By Joe Rutherford/NEMS Daily Journal
The Natchez Trace Parkway stretches like a ribbon of significant history more than 400 miles from Nashville to Natchez, and a large number of the historic venues and impressive natural sites are within day-trip distance of Tupelo and most other Northeast Mississippi towns.
Destinations on the scenic parkway northbound from the Natchez Trace Headquarters in Tupelo include the death and burial memorial site of Meriwether Lewis, among the greatest American hero-explorers, and Pharr Mounds, described as the most significant archaeological site in northern Mississippi.
The anchor of early American history is the site memorializing Lewis, approximately 120 miles north of Tupelo, near present-day Hohenwald, Tenn.
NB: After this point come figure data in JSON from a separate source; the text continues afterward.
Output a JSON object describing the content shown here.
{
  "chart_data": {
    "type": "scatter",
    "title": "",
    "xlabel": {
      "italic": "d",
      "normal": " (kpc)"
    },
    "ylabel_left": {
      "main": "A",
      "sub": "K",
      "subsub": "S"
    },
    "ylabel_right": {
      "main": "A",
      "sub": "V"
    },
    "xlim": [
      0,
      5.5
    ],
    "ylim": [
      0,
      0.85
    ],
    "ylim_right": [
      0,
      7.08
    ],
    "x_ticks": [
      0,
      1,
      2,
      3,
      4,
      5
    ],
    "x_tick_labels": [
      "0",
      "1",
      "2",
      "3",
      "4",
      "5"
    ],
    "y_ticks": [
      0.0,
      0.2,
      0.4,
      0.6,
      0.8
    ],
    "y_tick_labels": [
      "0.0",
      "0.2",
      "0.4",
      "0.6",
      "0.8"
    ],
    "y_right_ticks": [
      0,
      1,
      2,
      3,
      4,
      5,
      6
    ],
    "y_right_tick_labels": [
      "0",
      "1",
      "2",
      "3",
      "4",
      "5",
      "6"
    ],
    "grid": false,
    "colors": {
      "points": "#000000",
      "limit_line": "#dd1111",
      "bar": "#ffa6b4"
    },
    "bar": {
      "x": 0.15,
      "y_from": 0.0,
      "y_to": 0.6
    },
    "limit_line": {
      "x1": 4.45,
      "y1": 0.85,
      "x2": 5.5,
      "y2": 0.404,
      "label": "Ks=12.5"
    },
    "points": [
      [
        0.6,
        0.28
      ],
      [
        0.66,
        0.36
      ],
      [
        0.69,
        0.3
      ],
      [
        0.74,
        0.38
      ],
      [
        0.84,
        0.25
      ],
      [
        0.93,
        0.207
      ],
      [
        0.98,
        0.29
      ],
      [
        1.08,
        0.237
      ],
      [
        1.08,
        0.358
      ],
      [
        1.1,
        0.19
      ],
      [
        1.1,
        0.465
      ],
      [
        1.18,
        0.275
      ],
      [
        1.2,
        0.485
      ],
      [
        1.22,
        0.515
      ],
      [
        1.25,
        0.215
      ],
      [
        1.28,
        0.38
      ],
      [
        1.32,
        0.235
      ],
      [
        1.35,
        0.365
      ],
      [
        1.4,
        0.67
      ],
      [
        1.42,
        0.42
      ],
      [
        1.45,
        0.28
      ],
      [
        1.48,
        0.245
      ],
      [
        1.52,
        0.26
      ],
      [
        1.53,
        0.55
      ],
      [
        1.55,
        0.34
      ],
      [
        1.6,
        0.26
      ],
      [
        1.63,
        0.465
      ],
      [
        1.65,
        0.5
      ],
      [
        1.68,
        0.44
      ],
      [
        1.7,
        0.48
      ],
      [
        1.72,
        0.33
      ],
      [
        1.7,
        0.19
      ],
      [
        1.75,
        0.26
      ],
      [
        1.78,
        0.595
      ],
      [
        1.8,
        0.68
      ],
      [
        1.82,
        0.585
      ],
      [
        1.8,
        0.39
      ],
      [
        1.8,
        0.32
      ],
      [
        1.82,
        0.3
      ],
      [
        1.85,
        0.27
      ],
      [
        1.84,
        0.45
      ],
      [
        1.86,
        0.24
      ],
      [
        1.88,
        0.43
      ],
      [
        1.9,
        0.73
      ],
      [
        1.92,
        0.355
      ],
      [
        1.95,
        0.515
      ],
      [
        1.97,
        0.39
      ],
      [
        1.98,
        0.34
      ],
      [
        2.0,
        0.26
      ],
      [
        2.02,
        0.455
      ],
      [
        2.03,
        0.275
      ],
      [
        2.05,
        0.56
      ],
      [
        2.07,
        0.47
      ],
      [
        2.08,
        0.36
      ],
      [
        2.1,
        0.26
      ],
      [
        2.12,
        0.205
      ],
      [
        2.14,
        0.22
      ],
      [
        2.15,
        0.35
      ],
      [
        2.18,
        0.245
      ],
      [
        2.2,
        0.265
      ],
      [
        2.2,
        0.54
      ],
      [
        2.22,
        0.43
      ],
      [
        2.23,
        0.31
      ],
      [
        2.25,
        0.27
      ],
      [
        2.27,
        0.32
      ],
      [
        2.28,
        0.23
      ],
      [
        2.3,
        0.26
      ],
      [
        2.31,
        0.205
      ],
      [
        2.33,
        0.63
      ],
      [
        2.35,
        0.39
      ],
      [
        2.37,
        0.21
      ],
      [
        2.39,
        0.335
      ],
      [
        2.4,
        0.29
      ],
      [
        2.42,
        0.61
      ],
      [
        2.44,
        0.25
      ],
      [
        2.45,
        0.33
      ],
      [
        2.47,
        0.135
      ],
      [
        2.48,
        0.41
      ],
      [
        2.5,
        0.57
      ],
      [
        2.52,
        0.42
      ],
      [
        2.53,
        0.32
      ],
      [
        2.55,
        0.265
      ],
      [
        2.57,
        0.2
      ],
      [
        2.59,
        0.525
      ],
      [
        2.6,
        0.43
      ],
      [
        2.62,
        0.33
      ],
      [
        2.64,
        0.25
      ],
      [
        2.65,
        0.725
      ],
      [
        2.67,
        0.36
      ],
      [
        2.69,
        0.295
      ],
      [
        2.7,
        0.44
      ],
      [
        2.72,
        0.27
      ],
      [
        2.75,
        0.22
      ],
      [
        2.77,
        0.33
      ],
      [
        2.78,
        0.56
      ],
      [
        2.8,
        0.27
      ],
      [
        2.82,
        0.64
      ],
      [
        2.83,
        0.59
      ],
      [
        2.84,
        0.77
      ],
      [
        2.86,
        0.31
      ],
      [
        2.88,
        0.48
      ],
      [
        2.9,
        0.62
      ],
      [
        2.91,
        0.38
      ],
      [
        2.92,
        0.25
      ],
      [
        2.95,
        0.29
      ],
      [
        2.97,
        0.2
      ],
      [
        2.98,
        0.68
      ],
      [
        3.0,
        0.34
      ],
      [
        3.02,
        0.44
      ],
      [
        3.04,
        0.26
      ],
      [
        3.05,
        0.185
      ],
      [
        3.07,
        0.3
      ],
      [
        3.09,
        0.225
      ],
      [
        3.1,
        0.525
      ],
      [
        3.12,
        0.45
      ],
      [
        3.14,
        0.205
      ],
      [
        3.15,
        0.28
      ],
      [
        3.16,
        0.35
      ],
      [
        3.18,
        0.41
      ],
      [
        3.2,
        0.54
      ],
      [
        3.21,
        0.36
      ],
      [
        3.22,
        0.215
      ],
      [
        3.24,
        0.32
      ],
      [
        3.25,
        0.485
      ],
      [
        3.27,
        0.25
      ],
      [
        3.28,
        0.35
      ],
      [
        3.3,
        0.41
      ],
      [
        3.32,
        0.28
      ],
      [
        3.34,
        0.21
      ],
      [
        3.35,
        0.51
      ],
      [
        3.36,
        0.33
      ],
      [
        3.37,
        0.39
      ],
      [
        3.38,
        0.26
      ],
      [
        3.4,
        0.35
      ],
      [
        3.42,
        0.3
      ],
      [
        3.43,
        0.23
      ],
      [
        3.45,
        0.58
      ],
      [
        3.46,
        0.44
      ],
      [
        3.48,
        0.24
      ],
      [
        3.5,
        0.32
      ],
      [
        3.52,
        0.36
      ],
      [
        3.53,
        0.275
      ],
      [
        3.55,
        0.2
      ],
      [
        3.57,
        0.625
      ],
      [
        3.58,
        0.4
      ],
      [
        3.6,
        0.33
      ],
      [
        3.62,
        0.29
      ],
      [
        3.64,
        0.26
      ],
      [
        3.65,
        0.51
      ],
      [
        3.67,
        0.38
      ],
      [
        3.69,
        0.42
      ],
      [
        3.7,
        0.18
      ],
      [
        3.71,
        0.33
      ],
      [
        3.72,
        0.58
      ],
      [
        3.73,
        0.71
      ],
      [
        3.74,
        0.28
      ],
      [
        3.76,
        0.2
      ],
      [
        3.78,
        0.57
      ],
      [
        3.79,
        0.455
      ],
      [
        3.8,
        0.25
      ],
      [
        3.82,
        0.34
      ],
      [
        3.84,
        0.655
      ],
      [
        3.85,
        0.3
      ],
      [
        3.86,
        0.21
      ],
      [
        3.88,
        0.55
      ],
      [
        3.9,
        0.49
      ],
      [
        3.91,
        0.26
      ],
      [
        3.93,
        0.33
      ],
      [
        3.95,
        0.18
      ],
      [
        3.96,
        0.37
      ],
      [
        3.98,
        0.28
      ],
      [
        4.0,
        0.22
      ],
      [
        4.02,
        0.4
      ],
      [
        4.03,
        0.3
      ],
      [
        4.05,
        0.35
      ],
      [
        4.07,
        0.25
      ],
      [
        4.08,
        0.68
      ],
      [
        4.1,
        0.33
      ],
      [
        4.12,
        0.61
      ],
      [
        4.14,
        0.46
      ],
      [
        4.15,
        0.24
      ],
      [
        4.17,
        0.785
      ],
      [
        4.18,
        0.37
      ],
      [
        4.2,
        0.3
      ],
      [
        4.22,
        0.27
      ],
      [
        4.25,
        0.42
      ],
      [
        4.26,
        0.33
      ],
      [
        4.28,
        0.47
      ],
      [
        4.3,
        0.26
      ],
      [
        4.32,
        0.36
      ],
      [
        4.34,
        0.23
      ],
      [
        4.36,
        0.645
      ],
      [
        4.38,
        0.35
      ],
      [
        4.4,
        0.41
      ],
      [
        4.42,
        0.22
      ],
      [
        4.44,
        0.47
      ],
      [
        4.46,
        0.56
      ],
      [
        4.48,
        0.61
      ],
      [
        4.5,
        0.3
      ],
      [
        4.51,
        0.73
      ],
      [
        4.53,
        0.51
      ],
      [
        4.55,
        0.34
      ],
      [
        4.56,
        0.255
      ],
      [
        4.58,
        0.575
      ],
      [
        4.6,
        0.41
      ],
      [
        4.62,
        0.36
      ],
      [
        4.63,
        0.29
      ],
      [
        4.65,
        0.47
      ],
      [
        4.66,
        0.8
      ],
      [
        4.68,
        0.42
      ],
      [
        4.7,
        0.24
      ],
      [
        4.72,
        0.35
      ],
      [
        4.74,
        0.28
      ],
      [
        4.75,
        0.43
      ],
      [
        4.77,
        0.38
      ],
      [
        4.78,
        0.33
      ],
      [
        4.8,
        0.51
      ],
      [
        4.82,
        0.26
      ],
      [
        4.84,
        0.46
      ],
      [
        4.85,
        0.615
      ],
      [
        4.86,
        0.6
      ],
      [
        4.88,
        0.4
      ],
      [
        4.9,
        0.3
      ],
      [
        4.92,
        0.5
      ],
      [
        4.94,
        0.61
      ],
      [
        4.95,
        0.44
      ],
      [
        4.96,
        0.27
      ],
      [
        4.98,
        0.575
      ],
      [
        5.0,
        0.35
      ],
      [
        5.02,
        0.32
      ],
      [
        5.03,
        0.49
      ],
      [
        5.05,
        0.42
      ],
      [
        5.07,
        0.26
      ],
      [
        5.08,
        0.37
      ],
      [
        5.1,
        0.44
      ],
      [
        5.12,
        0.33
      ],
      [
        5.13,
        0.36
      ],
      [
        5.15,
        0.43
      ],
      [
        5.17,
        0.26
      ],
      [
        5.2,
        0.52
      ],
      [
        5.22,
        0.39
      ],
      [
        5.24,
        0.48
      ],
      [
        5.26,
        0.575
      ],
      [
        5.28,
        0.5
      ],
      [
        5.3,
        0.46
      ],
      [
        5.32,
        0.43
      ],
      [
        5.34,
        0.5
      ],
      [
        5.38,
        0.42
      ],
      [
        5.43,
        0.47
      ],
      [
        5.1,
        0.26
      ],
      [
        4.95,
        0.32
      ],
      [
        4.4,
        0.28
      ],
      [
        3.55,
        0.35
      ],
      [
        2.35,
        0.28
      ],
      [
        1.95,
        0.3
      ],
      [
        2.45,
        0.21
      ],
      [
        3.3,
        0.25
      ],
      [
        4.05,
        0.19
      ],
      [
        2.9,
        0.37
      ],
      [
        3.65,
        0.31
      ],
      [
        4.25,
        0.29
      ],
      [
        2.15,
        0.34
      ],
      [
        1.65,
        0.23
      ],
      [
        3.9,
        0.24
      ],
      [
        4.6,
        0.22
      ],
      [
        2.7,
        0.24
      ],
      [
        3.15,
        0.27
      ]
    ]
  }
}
The site was known as the Grinder House, an early 19th-century home and inn where Lewis stopped for the night Oct. 10, 1809, after having traveled from the south on the Trace. His destination was Washington, where he was to meet with President James Madison about issues related to unpaid bills of the Territory of Northern Louisiana, the post to which he was named after the world-changing Lewis and Clark expedition of 1805-1806.
A refurbished hand-hewn log house containing a museum and office, built in the 1930s to period specifications, has been upgraded. New exhibits to be installed this summer will tell the story of why Lewis traveled from St. Louis, south to Memphis, and using a Chickasaw Indian guide, traveled up the Trace on his journey to Washington.
Lewis is believed by many historians to have committed suicide at the Grinder House. He died Oct. 11, 1809; he was only 35. He is buried in the nearby Pioneer Cemetery, where a large monument soars in tribute.
The Lewis site has several new and/or refurbished restrooms, a small bookstore, extensive brochures and well-marked trails, and most of the park is handicap-accessible. Lush woodland picnic areas, shaded free campsites and a scenic stream, Little Swan Creek, are in the park.
The museum/office is staffed Wednesday to Friday 1 p.m. to 5 p.m. and 9 a.m. to 5 p.m. Saturdays and Sundays.
THESE ARE the most significant stops along the Natchez Trace north of Tupelo: Pharr Mounds: Eight large Native American mounds (mile 286.7) dating to about 2,000 years ago, in a 90-acre field 20.7 miles north of the visitor center. Maps, charts, explanatory notes
and observation pavillion, and restrooms. No access beyond the pavillion is allowed; the site is protected.
Access to Tishomingo State Park: The scenic park is accessible at mile 304.5.
Cave Spring: A natural rock formation and trickling water at mile 308.4. No direct access to caves; viewing only from observation stands.
Bear Creek Mound: The structure is dated 1400 to 1600, but human activity is noted to 8,000 BCE at the site information sign. Mile 308.8.
Colbert Ferry: At mile 329. Spectacular views of the Tennessee River, the soaring Natchez Trace Bridge over the river and scenic riverside picnic and boatlaunch area. Restrooms.
Meriwether Lewis site: At mile 383, the great early American frontier explorer is memorialized. Historic staffed exhibits, restrooms,
trails, bookstore, monument, Old Trace access, picnic areas and free campground.